In sessions of up to three hours, the women told us details of the most horrible and humiliating situations to which a human being can be subjected. If the portrait, as Richard Brilliant says, belongs to the present memory of the person represented, shrouds are the portrait of the irreparable harm which violence leaves in humanity. They are thus portraits of the killer as well, because we see the dimension of his capacity to destroy in them. They are portraits of the victims who bare themselves before our eyes, showing the evil of which some people are capable as well as the wish to transcend the earthly realm in the hope of something better.

They are the reflection of my experience of sorrow and the result of my interpretation of the effects of violence. And I also think that they are the mirror in which you, the spectators of the work, can see the reflection of yourselves as your own sorrow becomes that of others.
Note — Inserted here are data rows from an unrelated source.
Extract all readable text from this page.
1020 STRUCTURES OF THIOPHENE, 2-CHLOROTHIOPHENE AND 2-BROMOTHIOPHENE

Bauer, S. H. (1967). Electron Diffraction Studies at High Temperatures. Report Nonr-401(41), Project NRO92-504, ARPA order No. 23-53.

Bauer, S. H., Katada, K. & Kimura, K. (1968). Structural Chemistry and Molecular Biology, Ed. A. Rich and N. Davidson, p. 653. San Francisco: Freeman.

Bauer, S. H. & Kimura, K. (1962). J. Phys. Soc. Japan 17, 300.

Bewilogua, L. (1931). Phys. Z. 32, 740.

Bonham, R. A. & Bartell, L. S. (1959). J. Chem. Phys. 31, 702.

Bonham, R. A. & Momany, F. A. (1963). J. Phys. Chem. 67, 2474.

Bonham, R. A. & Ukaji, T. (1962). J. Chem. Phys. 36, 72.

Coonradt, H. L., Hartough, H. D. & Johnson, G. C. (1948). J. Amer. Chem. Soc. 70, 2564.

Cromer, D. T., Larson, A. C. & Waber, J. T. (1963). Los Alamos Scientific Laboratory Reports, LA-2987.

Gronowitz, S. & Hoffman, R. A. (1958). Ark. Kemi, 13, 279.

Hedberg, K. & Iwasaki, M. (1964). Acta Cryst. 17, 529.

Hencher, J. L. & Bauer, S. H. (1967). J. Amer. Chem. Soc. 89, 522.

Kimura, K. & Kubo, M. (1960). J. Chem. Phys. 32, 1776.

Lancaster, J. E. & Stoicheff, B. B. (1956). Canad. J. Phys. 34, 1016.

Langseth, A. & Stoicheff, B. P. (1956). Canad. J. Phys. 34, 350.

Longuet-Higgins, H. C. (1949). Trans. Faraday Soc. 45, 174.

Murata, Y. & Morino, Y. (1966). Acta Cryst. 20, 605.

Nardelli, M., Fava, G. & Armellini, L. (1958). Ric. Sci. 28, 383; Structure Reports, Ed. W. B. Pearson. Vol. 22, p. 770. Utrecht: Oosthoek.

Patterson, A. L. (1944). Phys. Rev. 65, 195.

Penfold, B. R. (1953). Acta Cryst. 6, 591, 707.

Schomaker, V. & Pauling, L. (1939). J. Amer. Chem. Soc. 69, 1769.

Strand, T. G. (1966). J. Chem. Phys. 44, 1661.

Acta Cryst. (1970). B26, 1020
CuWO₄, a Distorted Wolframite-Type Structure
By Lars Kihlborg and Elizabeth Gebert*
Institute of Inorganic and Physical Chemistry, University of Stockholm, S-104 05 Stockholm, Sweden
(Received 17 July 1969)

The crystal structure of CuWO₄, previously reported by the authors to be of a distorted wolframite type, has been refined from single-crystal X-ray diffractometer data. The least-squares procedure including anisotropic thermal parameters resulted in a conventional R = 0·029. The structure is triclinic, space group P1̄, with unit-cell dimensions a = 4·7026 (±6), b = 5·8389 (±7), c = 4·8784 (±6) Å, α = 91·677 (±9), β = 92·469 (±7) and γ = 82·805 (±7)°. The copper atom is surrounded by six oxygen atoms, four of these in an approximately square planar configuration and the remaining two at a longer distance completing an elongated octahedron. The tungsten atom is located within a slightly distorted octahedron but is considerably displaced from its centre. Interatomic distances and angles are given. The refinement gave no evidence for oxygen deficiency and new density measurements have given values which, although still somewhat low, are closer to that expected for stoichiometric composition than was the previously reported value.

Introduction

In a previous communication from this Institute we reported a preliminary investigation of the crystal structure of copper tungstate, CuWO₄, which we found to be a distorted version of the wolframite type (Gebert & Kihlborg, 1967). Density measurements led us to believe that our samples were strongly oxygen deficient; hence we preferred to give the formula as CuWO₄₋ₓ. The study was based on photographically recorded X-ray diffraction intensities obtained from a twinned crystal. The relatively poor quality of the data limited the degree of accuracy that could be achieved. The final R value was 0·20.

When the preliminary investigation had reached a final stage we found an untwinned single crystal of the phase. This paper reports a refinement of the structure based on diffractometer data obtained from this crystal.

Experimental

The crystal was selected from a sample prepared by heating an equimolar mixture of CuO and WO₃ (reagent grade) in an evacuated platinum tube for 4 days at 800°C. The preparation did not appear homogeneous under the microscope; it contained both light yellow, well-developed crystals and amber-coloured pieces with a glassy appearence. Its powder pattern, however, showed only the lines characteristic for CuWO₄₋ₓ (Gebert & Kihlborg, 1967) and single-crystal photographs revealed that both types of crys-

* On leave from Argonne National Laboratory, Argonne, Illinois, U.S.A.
I always intended to print these portraits on silk because I wanted to convey, as the women themselves told me more than once, that they are beings who no longer belong to the world, that violence had left them DEAD IN LIFE. That is why my intention always was to attain light, diaphanous, phantasmal images that would capture that sensation and that profound wish for transcendence.

It is this ethereal dimension that has given me an overwhelming sense that these images should be kept in sacred places and spaces of reflection, where, regardless of our religion, the journey of the work through the space would help us to be not only spectators but transform us, in one way or another, into pilgrims who will enter into communion with these images on the basis of our beliefs, so that, as Susan Sontag says, we may be able to keep this reality in mind from now onwards.2

The history of a country cannot be written in silence and its memory must not be built in the dark. For that reason, I think that to tell, record, show and try to understand our history from every possible standpoint is a necessity.